We know that Lagrange Multiplier gives necessary conditions for an extremum.It locates all possible condidates.But not all such points need be extrma.
I want to find an example of the point is neither local maxima nor local minima,but It is well satisfied the Lagrange Multiplier Condition.
In 1D calculus, an example of a function $f : \mathbb R \to \mathbb R$ where $f'(x) = 0$ does not give a local max or min is $f(x) = x^3$. Inspired by that, try this example:
Let $g(x,y) = x^2y$ with the constraint $h(x,y) = x - y = 0$. Then $\nabla g - \lambda \nabla h = 0$ iff
$$2xy - \lambda = 0 \ \text{ and } x^2 + \lambda = 0$$
I.e., $2xy = -x^2$ or $x(2y + x) = 0$. Which with the constraint necessarily implies $x = y = 0$. However $g(0,0) = 0$ is neither a local minimum or maximum.

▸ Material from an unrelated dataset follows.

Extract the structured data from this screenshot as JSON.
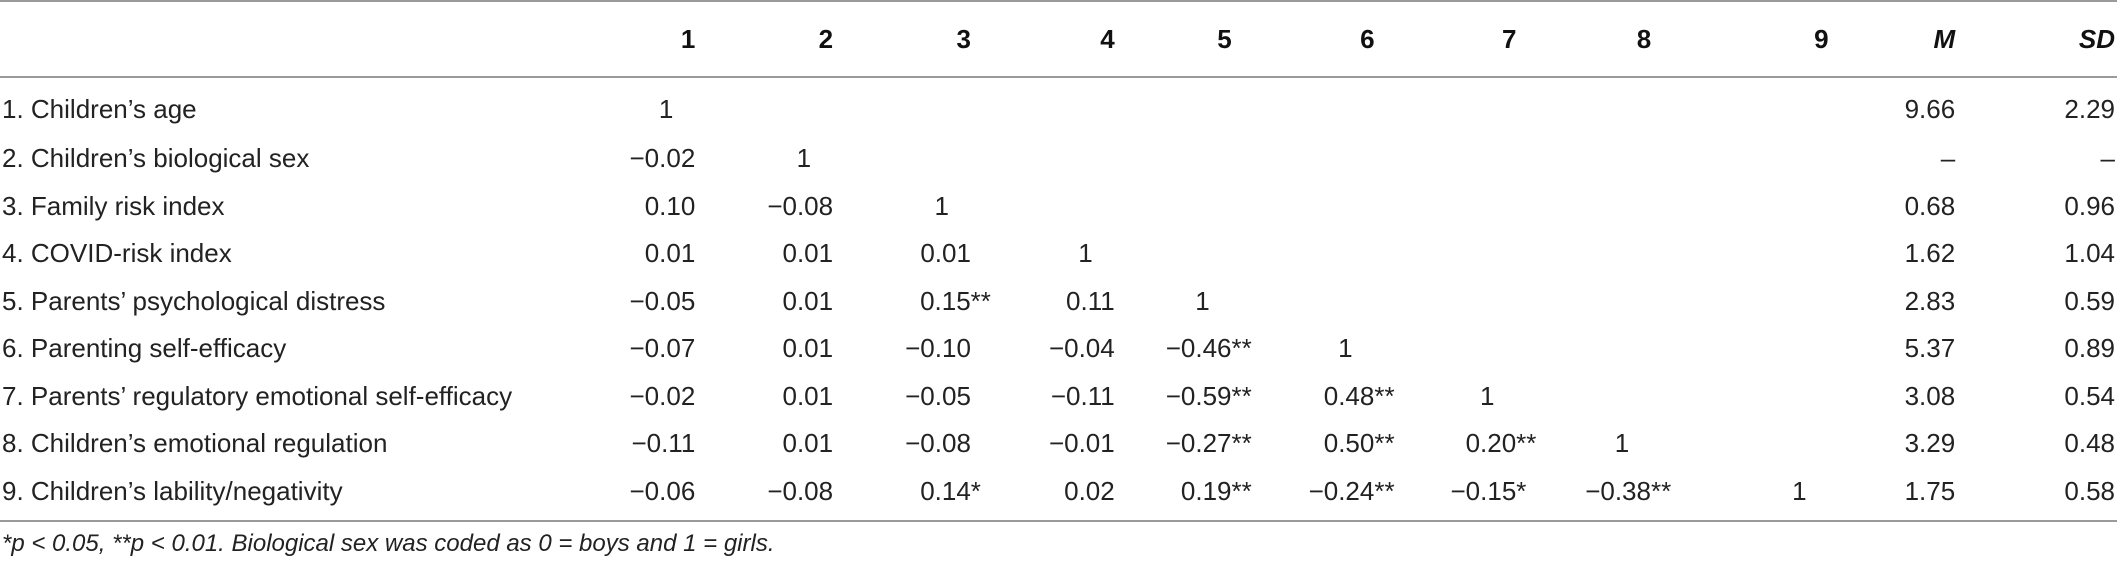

For an example in higher dimensions, using the same inspiration:
Let $f(x_1, x_2, \cdots, x_n) = x_n$ with constraint $g(x_1, x_2, \cdots, x_n) = x_1^3 - x_n = 0$.
$\nabla f - \lambda \nabla g = 0$ iff $0 = -2\lambda x_1^2 = 1 + \lambda$ iff $\lambda = -1, x_1 = 0$. Thus $x_n = 0$, $f(x_1, ..., x_n = 0) = 0$. Which is again neither a local min or max.